The contract did not provide any rate for this work. The defendant's objection was that the plaintiff should not have done this extra work unless a rate was agreed upon. This argument was based on clause 13 of the general conditions of the contract. After providing that the Engineer shall have power to alter the original specifications etc. of the work, and that the contractor shall be bound to carry out the work in accordance with the Engineer's instructions, the clause provided that "any additional work which the contractor may be directed to do in the manner aboded specified as part of the work shall be carried out by the contractor on the same conditions in all respects on which he agreed to do the main work, and at the rates as are specified in the schedule of Rates marked G H and I for the main work - ----And if the additional work includes any class of work for which no rate is provided in this contract, then such class of work shall be carried out at rates to be agree upon between the engineer and contractor in writing prior to the work being taken in hand". The objection to pay for the additional work so done on the instructions of the Engineer Incharge on account of the change of specification, on the ground that a rate had not been agreed upon before taking up the extra work is a kind of cussedness, of which probably a Government department alone is capable of.
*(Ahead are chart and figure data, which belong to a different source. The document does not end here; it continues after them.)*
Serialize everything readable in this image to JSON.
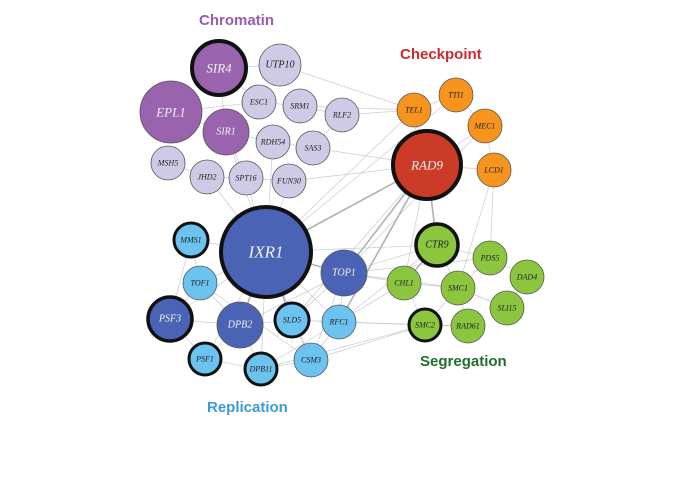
{
  "clusters": {
    "chromatin": {
      "label": "Chromatin",
      "color": "#9b59b6"
    },
    "checkpoint": {
      "label": "Checkpoint",
      "color": "#cc2a2a"
    },
    "segregation": {
      "label": "Segregation",
      "color": "#1e6e2e"
    },
    "replication": {
      "label": "Replication",
      "color": "#3a9bd5"
    }
  },
  "node_colors": {
    "chromatin_major": "#9a63ad",
    "chromatin_minor": "#cfcbe6",
    "checkpoint_major": "#cc3a28",
    "checkpoint_minor": "#f7941d",
    "segregation": "#8cc63f",
    "replication_major": "#4a63b5",
    "replication_minor": "#6cc3ef"
  },
  "nodes": [
    {
      "id": "SIR4",
      "group": "chromatin",
      "tier": "major",
      "highlighted": true
    },
    {
      "id": "UTP10",
      "group": "chromatin",
      "tier": "minor",
      "highlighted": false
    },
    {
      "id": "EPL1",
      "group": "chromatin",
      "tier": "major",
      "highlighted": false
    },
    {
      "id": "ESC1",
      "group": "chromatin",
      "tier": "minor",
      "highlighted": false
    },
    {
      "id": "SRM1",
      "group": "chromatin",
      "tier": "minor",
      "highlighted": false
    },
    {
      "id": "SIR1",
      "group": "chromatin",
      "tier": "major",
      "highlighted": false
    },
    {
      "id": "RLF2",
      "group": "chromatin",
      "tier": "minor",
      "highlighted": false
    },
    {
      "id": "RDH54",
      "group": "chromatin",
      "tier": "minor",
      "highlighted": false
    },
    {
      "id": "SAS3",
      "group": "chromatin",
      "tier": "minor",
      "highlighted": false
    },
    {
      "id": "MSH5",
      "group": "chromatin",
      "tier": "minor",
      "highlighted": false
    },
    {
      "id": "JHD2",
      "group": "chromatin",
      "tier": "minor",
      "highlighted": false
    },
    {
      "id": "SPT16",
      "group": "chromatin",
      "tier": "minor",
      "highlighted": false
    },
    {
      "id": "FUN30",
      "group": "chromatin",
      "tier": "minor",
      "highlighted": false
    },
    {
      "id": "TEL1",
      "group": "checkpoint",
      "tier": "minor",
      "highlighted": false
    },
    {
      "id": "TTI1",
      "group": "checkpoint",
      "tier": "minor",
      "highlighted": false
    },
    {
      "id": "MEC1",
      "group": "checkpoint",
      "tier": "minor",
      "highlighted": false
    },
    {
      "id": "RAD9",
      "group": "checkpoint",
      "tier": "major",
      "highlighted": true
    },
    {
      "id": "LCD1",
      "group": "checkpoint",
      "tier": "minor",
      "highlighted": false
    },
    {
      "id": "CTR9",
      "group": "segregation",
      "tier": "major",
      "highlighted": true
    },
    {
      "id": "PDS5",
      "group": "segregation",
      "tier": "minor",
      "highlighted": false
    },
    {
      "id": "DAD4",
      "group": "segregation",
      "tier": "minor",
      "highlighted": false
    },
    {
      "id": "CHL1",
      "group": "segregation",
      "tier": "minor",
      "highlighted": false
    },
    {
      "id": "SMC1",
      "group": "segregation",
      "tier": "minor",
      "highlighted": false
    },
    {
      "id": "SLI15",
      "group": "segregation",
      "tier": "minor",
      "highlighted": false
    },
    {
      "id": "SMC2",
      "group": "segregation",
      "tier": "minor",
      "highlighted": true
    },
    {
      "id": "RAD61",
      "group": "segregation",
      "tier": "minor",
      "highlighted": false
    },
    {
      "id": "MMS1",
      "group": "replication",
      "tier": "minor",
      "highlighted": true
    },
    {
      "id": "IXR1",
      "group": "replication",
      "tier": "major",
      "highlighted": true
    },
    {
      "id": "TOP1",
      "group": "replication",
      "tier": "major",
      "highlighted": false
    },
    {
      "id": "TOF1",
      "group": "replication",
      "tier": "minor",
      "highlighted": false
    },
    {
      "id": "PSF3",
      "group": "replication",
      "tier": "major",
      "highlighted": true
    },
    {
      "id": "DPB2",
      "group": "replication",
      "tier": "major",
      "highlighted": false
    },
    {
      "id": "SLD5",
      "group": "replication",
      "tier": "minor",
      "highlighted": true
    },
    {
      "id": "RFC1",
      "group": "replication",
      "tier": "minor",
      "highlighted": false
    },
    {
      "id": "PSF1",
      "group": "replication",
      "tier": "minor",
      "highlighted": true
    },
    {
      "id": "DPB11",
      "group": "replication",
      "tier": "minor",
      "highlighted": true
    },
    {
      "id": "CSM3",
      "group": "replication",
      "tier": "minor",
      "highlighted": false
    }
  ]
}
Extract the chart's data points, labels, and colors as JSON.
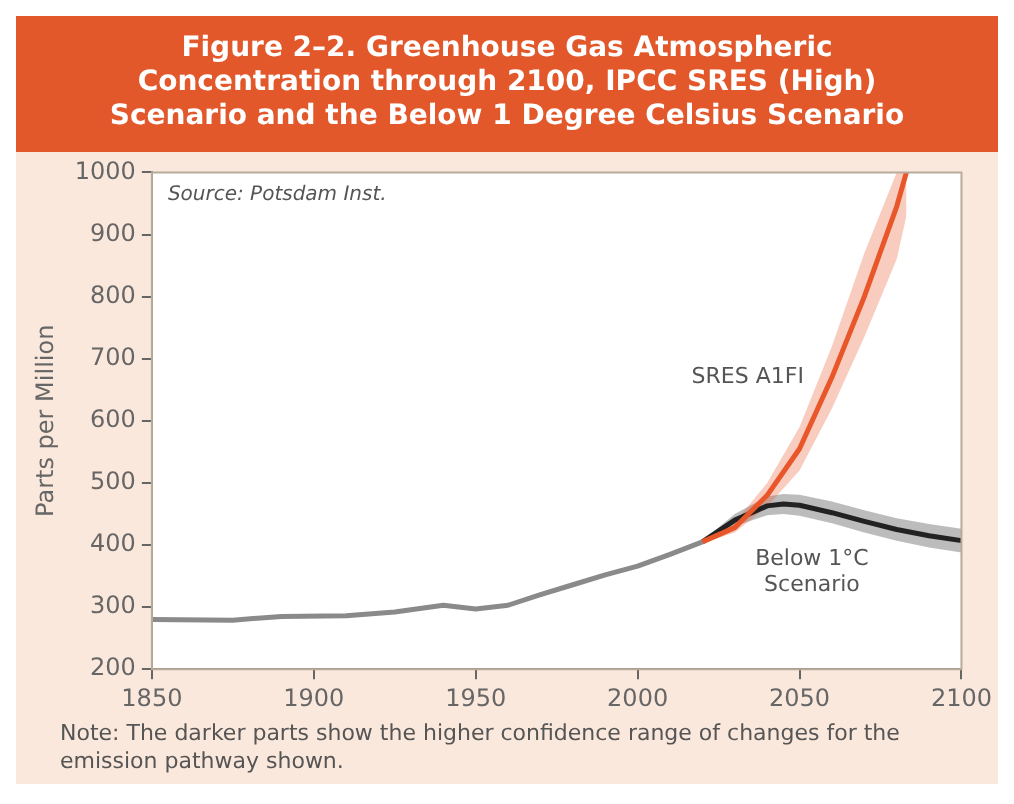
{
  "chart_data": {
    "type": "line",
    "title": "Figure 2–2. Greenhouse Gas Atmospheric Concentration through 2100, IPCC SRES (High) Scenario and the Below 1 Degree Celsius Scenario",
    "ylabel": "Parts per Million",
    "annotations": [
      "Source: Potsdam Inst.",
      "Note: The darker parts show the higher confidence range of changes for the emission pathway shown."
    ],
    "xlim": [
      1850,
      2100
    ],
    "xticks": [
      1850,
      1900,
      1950,
      2000,
      2050,
      2100
    ],
    "ylim": [
      200,
      1000
    ],
    "yticks": [
      200,
      300,
      400,
      500,
      600,
      700,
      800,
      900,
      1000
    ],
    "grid": false,
    "legend": false,
    "series": [
      {
        "color": "#8a8a8a",
        "x": [
          1850,
          1875,
          1890,
          1910,
          1925,
          1940,
          1950,
          1960,
          1970,
          1980,
          1990,
          2000,
          2010,
          2020
        ],
        "values": [
          280,
          279,
          285,
          286,
          292,
          303,
          297,
          303,
          320,
          336,
          352,
          366,
          385,
          405
        ]
      },
      {
        "name": "SRES A1FI",
        "color": "#e8562a",
        "x": [
          2020,
          2030,
          2040,
          2050,
          2060,
          2070,
          2080,
          2083
        ],
        "values": [
          405,
          428,
          480,
          555,
          670,
          800,
          945,
          1000
        ],
        "lower": [
          403,
          420,
          462,
          520,
          620,
          735,
          860,
          930
        ],
        "upper": [
          407,
          436,
          500,
          590,
          720,
          870,
          1000,
          1000
        ]
      },
      {
        "name": "Below 1°C Scenario",
        "color": "#222222",
        "x": [
          2020,
          2030,
          2040,
          2045,
          2050,
          2060,
          2070,
          2080,
          2090,
          2100
        ],
        "values": [
          405,
          440,
          463,
          466,
          464,
          452,
          438,
          425,
          415,
          407
        ],
        "lower": [
          403,
          430,
          448,
          450,
          447,
          435,
          420,
          407,
          396,
          388
        ],
        "upper": [
          407,
          450,
          478,
          482,
          481,
          470,
          456,
          443,
          434,
          426
        ]
      }
    ]
  }
}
Having got the work done and having taken the benefit of it, the defendant could not have refused to pay for it at a reasonable rate. I find it impossible to accept the argument that the plaintiff was not entitled to payment because he should have not taken up the extra work until such time as its rate was agreed upon in writing by the Officers of the defendant State. The trial court has allowed only Rs. 130/- for this item of work and the lower appellate court has confirmed the same. I find no justification whatsoever for interfering with the decree for recovery of Rs. 130/- on account of this item. 13. In the result, the appeal fails and is dismissed with costs.